Majority Leader Reid today set the wheels in motion for the Senate to begin consideration of the House bill, assuming it passes, or his own debt ceiling/deficit reduction plan.
Our understanding of the procedures in the Senate is pretty basic, but the bottom line seems to be that the soonest we would see any meaningful vote in the Senate would be shortly after midnight on Saturday (i.e. early Sunday morning.) It’s not clear to us whether that initial vote would be on some version of the House bill, Reid’s original proposal, or Reid’s proposal modified based on recommendations from Minority Leader McConnell. Without Republican input on the legislation, the odds of filibuster go up. People with more knowledge of the workings of the Senate than we have are looking for another procedural vote on Monday morning, and a final vote on some piece of legislation on Tuesday (August 2.)

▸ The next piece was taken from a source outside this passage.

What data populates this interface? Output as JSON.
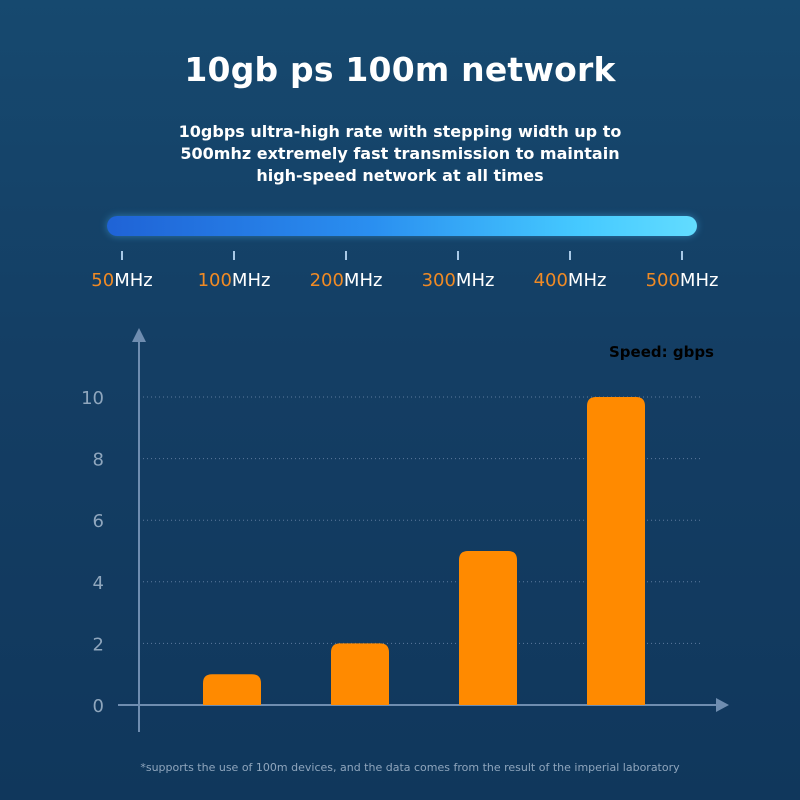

Putting the logistics of the Senate aside, Reid is going to have to make some adjustments to his bill to get enough Republican support so that Republicans don’t block legislation through filibusters or other tactics.
Assuming Reid can get the Senate to pass some piece of legislation, some compromise will still have to be worked out with the House. If Speaker Boehner wants to be part of a compromise that prevents default, he’s going to have to shift gears in a major way. In the last couple of days, he’s been working overtime to get support for his bill from members of his own party. If he wants to push through compromise legislation, he’s going to have to court some Democrats, because he’ll surely lose Republican votes on any compromise with Democrats.
As we noted in our comment Monday, the original Boehner and Reid plans had enough in common to suggest grounds for compromise.
The biggest stumbling block will continue to be the House bill’s provision that calls for the debt limit to be increased in two steps, with the first increase only lasting through the end of this year or early this year. We don’t think Senate Democrats and the White House would concede to that. As we noted in our update Monday, both the original House and Senate bills call for a new Congressional committee to make recommendations for long-term deficit reduction. The House bill made the second increase in the debt limit contingent on Congress adopting those recommendations. There are no consequences for failing to adopt the committee’s recommendations in the Senate bill.
We think Senate Democrats would agree to adding some mechanism to their bill to force the adoption of the Committee’s recommendations. Indeed, President Obama said today he could support some sort of enforcement mechanism if it was “smart and balanced.” We don’t think Democrats would support the enforcing mechanisms in either version of the House bill — i.e. making a debt limit increase dependent on Congress adopting the new committee’s deficit reduction recommendations in the first bill, or Congress adopting a balanced budget amendment in the latest version. However, Senate Democrats do seem open to requiring a vote on a balanced budget amendment as part of a compromise.
The bottom line: To get legislation to raise the debt limit, some bi-partisan cooperation will be required. Senator Reid will need to work with Republicans to move a bill through the Senate, and House Speaker Boehner will need to start wooing Democrats because he’s sure to lose Republican votes for any legislation that makes some concessions to Democrats. Given the procedures in the Senate, this isn’t likely to be resolved before Tuesday. If the two sides are making progress, we think there is a good chance we would see a very short-term increase in the debt ceiling lasting for a matter of days.